After you call the API operations in the DataWorks service modules to complete the process of synchronizing data from an RDS database to a partitioned MaxCompute table, you can call the DataService Studio API operations to generate a DataService Studio API by using the data in the partitioned MaxCompute table. The generated DataService Studio API can be used to provide the DataService Studio service for DataWorks users.

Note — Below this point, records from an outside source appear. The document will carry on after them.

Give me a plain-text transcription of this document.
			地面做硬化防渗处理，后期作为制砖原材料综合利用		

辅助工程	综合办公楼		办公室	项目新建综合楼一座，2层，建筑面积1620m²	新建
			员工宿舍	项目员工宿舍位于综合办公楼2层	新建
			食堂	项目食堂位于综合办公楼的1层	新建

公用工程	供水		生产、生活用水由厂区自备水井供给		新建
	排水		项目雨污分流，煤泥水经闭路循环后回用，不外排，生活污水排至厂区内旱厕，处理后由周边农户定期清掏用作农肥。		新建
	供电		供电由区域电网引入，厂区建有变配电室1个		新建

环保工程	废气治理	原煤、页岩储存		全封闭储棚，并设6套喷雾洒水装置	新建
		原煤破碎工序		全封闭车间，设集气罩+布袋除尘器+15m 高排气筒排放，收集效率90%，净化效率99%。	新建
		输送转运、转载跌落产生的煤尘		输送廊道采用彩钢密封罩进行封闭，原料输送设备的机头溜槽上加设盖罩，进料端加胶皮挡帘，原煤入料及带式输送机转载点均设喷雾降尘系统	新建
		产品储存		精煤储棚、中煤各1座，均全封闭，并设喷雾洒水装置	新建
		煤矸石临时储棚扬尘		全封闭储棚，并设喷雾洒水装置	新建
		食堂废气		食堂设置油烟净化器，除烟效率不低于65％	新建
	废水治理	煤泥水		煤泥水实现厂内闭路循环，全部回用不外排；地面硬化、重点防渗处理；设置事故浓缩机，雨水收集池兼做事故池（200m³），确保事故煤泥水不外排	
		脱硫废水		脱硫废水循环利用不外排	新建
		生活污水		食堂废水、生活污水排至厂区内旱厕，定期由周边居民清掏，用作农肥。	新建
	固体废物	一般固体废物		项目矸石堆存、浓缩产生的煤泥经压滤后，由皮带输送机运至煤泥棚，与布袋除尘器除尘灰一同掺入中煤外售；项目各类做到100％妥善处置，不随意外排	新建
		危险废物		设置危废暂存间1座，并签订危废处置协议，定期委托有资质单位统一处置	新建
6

        CreateDataServiceApiRequest createRequest = new CreateDataServiceApiRequest();
        createRequest.setTenantId(tenantId);
        createRequest.setProjectId(projectId);
        createRequest.setApiMode(apiMode);
        createRequest.setApiName(apiName);
        createRequest.setApiPath(apiPath);
        createRequest.setApiDescription("test");
        createRequest.setGroupId(groupId);
        createRequest.setVisibleRange(visibleRange);
        createRequest.setTimeout(10000);
        createRequest.setProtocols(protocols);
        createRequest.setRequestMethod(requestMethod);
        createRequest.setResponseContentType(responseType);

        CreateDataServiceApiResponse createResponse = client.getAcsResponse(createRequest);
        Long apiId = createResponse.getData();
        Assert.assertNotNull(apiId);

        GetDataServiceApiRequest getRequest = new GetDataServiceApiRequest();
        getRequest.setTenantId(tenantId);
        getRequest.setProjectId(projectId);
        getRequest.setApiId(apiId);
        GetDataServiceApiResponse getResponse = client.getAcsResponse(getRequest);
        GetDataServiceApiResponse.Data data = getResponse.getData();
        Assert.assertEquals(apiId, data.getApiId());
        Assert.assertEquals(0L, data.getFolderId().longValue());

You can call the CreateDataServiceApi and PublishDataServiceApi operations to convert table data into DataService Studio APIs. The end-to-end data generation is complete. The preceding API operations help achieve seamless integration between your on-premises system and DataWorks.